Methods: A multicenter long-term follow-up study was performed on the use of FMT for recurrent CDI. We were able to contact 77 of 94 eligible patients who had colonoscopic FMT for recurrent CDI ≥ 3 months before. Respondents completed a 36-item questionnaire via mail and/or phone that solicited pre-FMT, post-FMT, and donor data. Study outcomes included primary cure rate (resolution of symptoms without recurrence within 90 days of FMT) and secondary cure rate (resolution of symptoms after one further course of vancomycin with or without repeat FMT).

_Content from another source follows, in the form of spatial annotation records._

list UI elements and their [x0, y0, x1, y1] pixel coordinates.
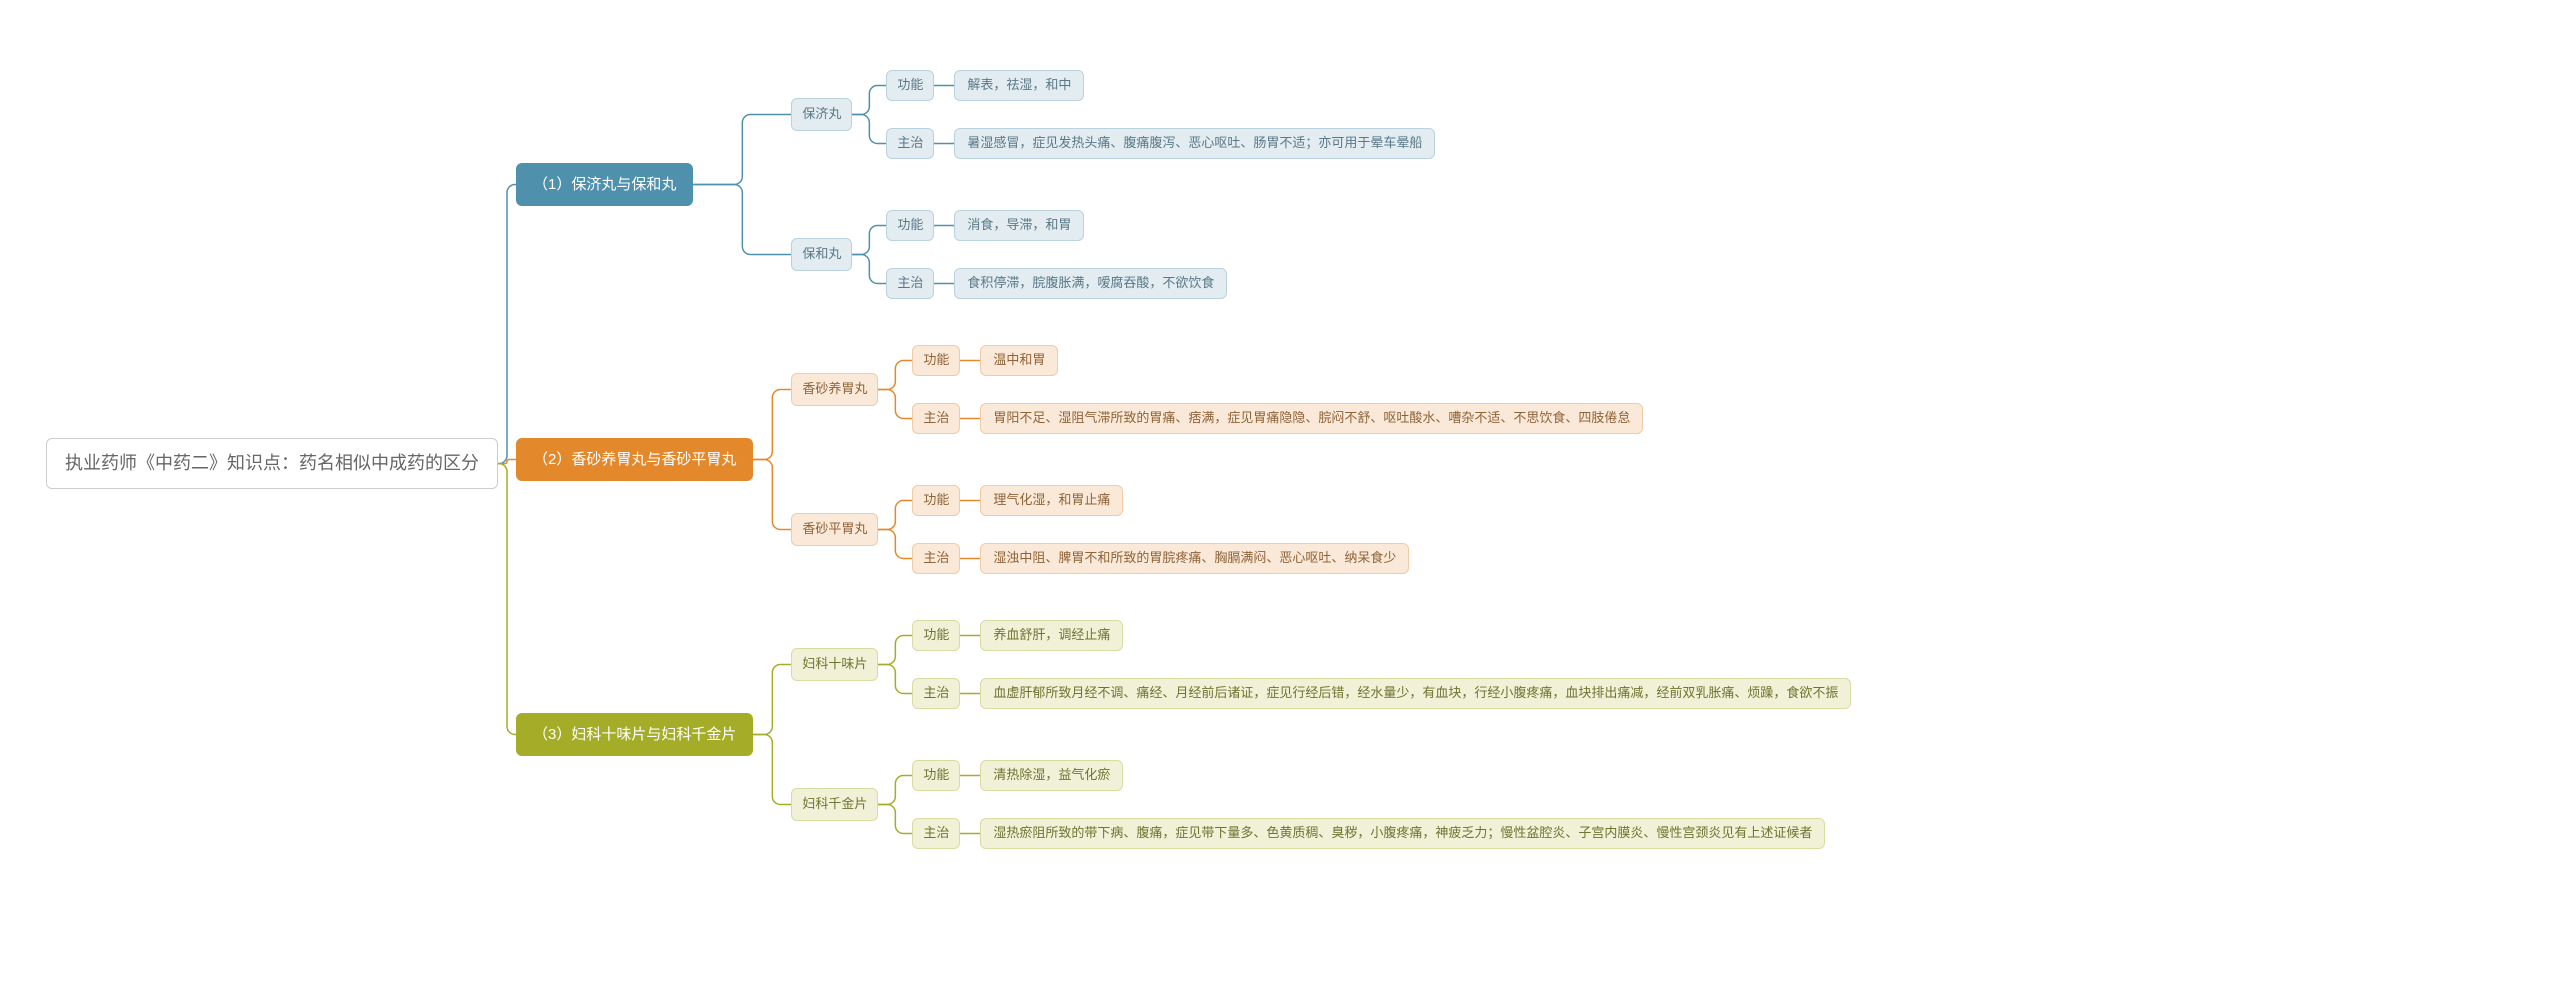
attr-key-g3-1-0: 功能 — [912, 760, 960, 790]
connector — [878, 636, 912, 665]
connector — [878, 776, 912, 805]
connector — [852, 86, 886, 115]
attr-key-g2-1-0: 功能 — [912, 485, 960, 515]
attr-val-g2-1-0: 理气化湿，和胃止痛 — [980, 485, 1123, 515]
attr-key-g1-1-0: 功能 — [886, 210, 934, 240]
connector — [852, 226, 886, 255]
attr-key-g2-0-1: 主治 — [912, 403, 960, 433]
connector — [852, 115, 886, 144]
connector — [693, 115, 791, 185]
connector — [498, 464, 516, 735]
attr-key-g1-0-0: 功能 — [886, 70, 934, 100]
attr-key-g3-1-1: 主治 — [912, 818, 960, 848]
branch-g1[interactable]: （1）保济丸与保和丸 — [516, 163, 693, 206]
attr-val-g2-0-0: 温中和胃 — [980, 345, 1058, 375]
attr-val-g2-1-1: 湿浊中阻、脾胃不和所致的胃脘疼痛、胸膈满闷、恶心呕吐、纳呆食少 — [980, 543, 1409, 573]
connector — [753, 460, 791, 530]
attr-key-g3-0-0: 功能 — [912, 620, 960, 650]
drug-g3-0[interactable]: 妇科十味片 — [791, 648, 878, 680]
connector — [878, 361, 912, 390]
connector — [753, 735, 791, 805]
attr-key-g2-1-1: 主治 — [912, 543, 960, 573]
attr-val-g1-0-0: 解表，祛湿，和中 — [954, 70, 1084, 100]
connector — [693, 185, 791, 255]
attr-val-g3-0-0: 养血舒肝，调经止痛 — [980, 620, 1123, 650]
attr-val-g1-1-0: 消食，导滞，和胃 — [954, 210, 1084, 240]
connector — [852, 255, 886, 284]
connector — [878, 530, 912, 559]
attr-val-g3-1-0: 清热除湿，益气化瘀 — [980, 760, 1123, 790]
connector — [498, 460, 516, 464]
connector — [878, 501, 912, 530]
connector — [878, 665, 912, 694]
connector — [878, 390, 912, 419]
attr-key-g2-0-0: 功能 — [912, 345, 960, 375]
drug-g3-1[interactable]: 妇科千金片 — [791, 788, 878, 820]
drug-g2-0[interactable]: 香砂养胃丸 — [791, 373, 878, 405]
attr-val-g1-1-1: 食积停滞，脘腹胀满，嗳腐吞酸，不欲饮食 — [954, 268, 1227, 298]
attr-val-g2-0-1: 胃阳不足、湿阻气滞所致的胃痛、痞满，症见胃痛隐隐、脘闷不舒、呕吐酸水、嘈杂不适、… — [980, 403, 1643, 433]
attr-key-g3-0-1: 主治 — [912, 678, 960, 708]
attr-key-g1-1-1: 主治 — [886, 268, 934, 298]
root-node[interactable]: 执业药师《中药二》知识点：药名相似中成药的区分 — [46, 438, 498, 489]
drug-g2-1[interactable]: 香砂平胃丸 — [791, 513, 878, 545]
connector — [753, 665, 791, 735]
drug-g1-0[interactable]: 保济丸 — [791, 98, 852, 130]
attr-val-g3-0-1: 血虚肝郁所致月经不调、痛经、月经前后诸证，症见行经后错，经水量少，有血块，行经小… — [980, 678, 1851, 708]
attr-val-g3-1-1: 湿热瘀阻所致的带下病、腹痛，症见带下量多、色黄质稠、臭秽，小腹疼痛，神疲乏力；慢… — [980, 818, 1825, 848]
connector — [498, 185, 516, 464]
attr-val-g1-0-1: 暑湿感冒，症见发热头痛、腹痛腹泻、恶心呕吐、肠胃不适；亦可用于晕车晕船 — [954, 128, 1435, 158]
drug-g1-1[interactable]: 保和丸 — [791, 238, 852, 270]
attr-key-g1-0-1: 主治 — [886, 128, 934, 158]
connector — [878, 805, 912, 834]
branch-g2[interactable]: （2）香砂养胃丸与香砂平胃丸 — [516, 438, 753, 481]
connector — [753, 390, 791, 460]
branch-g3[interactable]: （3）妇科十味片与妇科千金片 — [516, 713, 753, 756]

Results: Seventy-three percent of patients were women and the average age was 65 years. The long-term follow-up period ranged from 3 to 68 months between FMT and data collection (mean: 17 months). The majority of patients were living independently at the time of FMT; however, 40% were ill enough to be hospitalized, homebound, or living in a skilled nursing facility. Spouses and partners accounted for 60% of donors and 27% were either first-degree relatives or otherwise related to the patient. The average symptom duration before FMT was 11 months and patients had failed an average of five conventional antimicrobial regimens; nonetheless, 74% of patients had resolution of their diarrhea in ≤ 3 days. Diarrhea resolved in 82% and improved in 17% of patients within an average of 5 days after FMT. The primary cure rate was 91%. Seven patients either failed to respond or experienced early CDI recurrence (≤ 90 days) after FMT. Four of these patients were successfully treated with vancomycin with or without probiotics; two patients were treated unsuccessfully with vancomycin, but subsequent FMT was successful; one patient was not treated and died in hospice care of unclear cause. The secondary cure rate was 98%. All late recurrences of CDI occurred in the setting of antimicrobial therapy for treatment of infections unrelated to C. difficile. In all, 53% of patients stated they would have FMT as their preferred first treatment option if CDI were to recur. While no definite adverse effects of FMT were noted, two patients had improvement in a pre-existing medical condition and four patients developed diseases of potential interest after FMT.
Conclusions: FMT is a rational, durable, safe, and acceptable treatment option for patients with recurrent CDI.